June 23, 2005

utf-7

as you might already know utf-7 is not a supported java (and hence cf) charset. it does however exist in the wild, mainly as part of bounced email systems and sometimes used in webmail like hotmail (well mainly hotmail, i've never seen it anywhere else to tell you the truth) as well as MS Exchange. folks have been complaining off and on about this for years, many mistakenly blaming macromedia for a sun java bug. votes have piled up in sun's java bugparade but alas and alack, nothing's been done about it. until now. there's a very persistent thread (its been running since feb-2004) in the cf support forums concerning this issue. a few days ago somebody (gdbezona) posted a link to an opensource utf-7 charset JCharset. if you drop that jar (jcharset.jar) into the cfinstall/runtime/jre/lib dir and stop/restart cf server ervice, cf will pick up that utf-7 charset fine. we've exercised this jar pretty thoroughly over the last two days and it has yet to blow up in our faces. it works with cfpop/cfmail/cfile and shows up in the server's available charsets via our charset CFC.

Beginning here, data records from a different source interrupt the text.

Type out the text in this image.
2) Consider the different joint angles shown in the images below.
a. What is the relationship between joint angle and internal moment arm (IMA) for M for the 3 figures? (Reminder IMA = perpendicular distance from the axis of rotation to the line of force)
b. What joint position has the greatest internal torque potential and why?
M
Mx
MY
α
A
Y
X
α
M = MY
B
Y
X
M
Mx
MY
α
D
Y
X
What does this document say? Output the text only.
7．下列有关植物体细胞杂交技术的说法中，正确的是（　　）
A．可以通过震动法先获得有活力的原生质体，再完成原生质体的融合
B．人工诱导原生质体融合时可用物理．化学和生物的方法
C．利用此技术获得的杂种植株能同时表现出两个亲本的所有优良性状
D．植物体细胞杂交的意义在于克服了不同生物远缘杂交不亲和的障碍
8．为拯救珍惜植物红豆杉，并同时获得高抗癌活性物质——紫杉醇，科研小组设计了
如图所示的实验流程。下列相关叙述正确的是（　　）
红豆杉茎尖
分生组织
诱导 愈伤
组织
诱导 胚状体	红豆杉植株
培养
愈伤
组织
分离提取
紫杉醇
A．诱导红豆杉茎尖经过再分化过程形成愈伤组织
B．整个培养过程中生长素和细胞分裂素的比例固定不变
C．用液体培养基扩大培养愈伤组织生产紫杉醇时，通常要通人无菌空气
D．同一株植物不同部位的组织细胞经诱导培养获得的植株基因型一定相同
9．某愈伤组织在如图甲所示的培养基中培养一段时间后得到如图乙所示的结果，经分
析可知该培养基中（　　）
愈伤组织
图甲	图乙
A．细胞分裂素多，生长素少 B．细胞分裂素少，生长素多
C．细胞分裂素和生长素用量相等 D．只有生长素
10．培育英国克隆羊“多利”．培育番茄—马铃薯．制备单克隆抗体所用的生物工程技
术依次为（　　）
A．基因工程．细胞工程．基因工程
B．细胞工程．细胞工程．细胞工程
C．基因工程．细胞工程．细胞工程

if you're experiencing this issue, you might want to give this thing a whirl.

June 04, 2005

eat your heart out core java

the unicode consortium has announced the release of version 1.3 of the Common Locale Data Repository (CLDR). this release pumps up the locale data from 230+ to 296 locales (96 languages and 130 territories). this release's highlights include:
  • a complete set of POSIX-format data generated, along with a tool to generate different platform versions.
  • the addition of new data to support localization of timezones
  • the addition of data for UN M.49 regions, including continents and region
  • the canonicalization (data in many forms converted to a "standard" form) of the data files, including the consolidation of inherited data
  • currency codes are restricted to ISO 4217 codes (historical as well)
  • number and data tests to verify LDML implementations
  • metadata for LDML
  • mappings from language to script and territory
  • various other fixes and additions of data, and extensions to the specification

for more details see the press blurb and the version information page.

as a reminder, icu4j makes use of the CLDR for it's locale data. hubba hubba.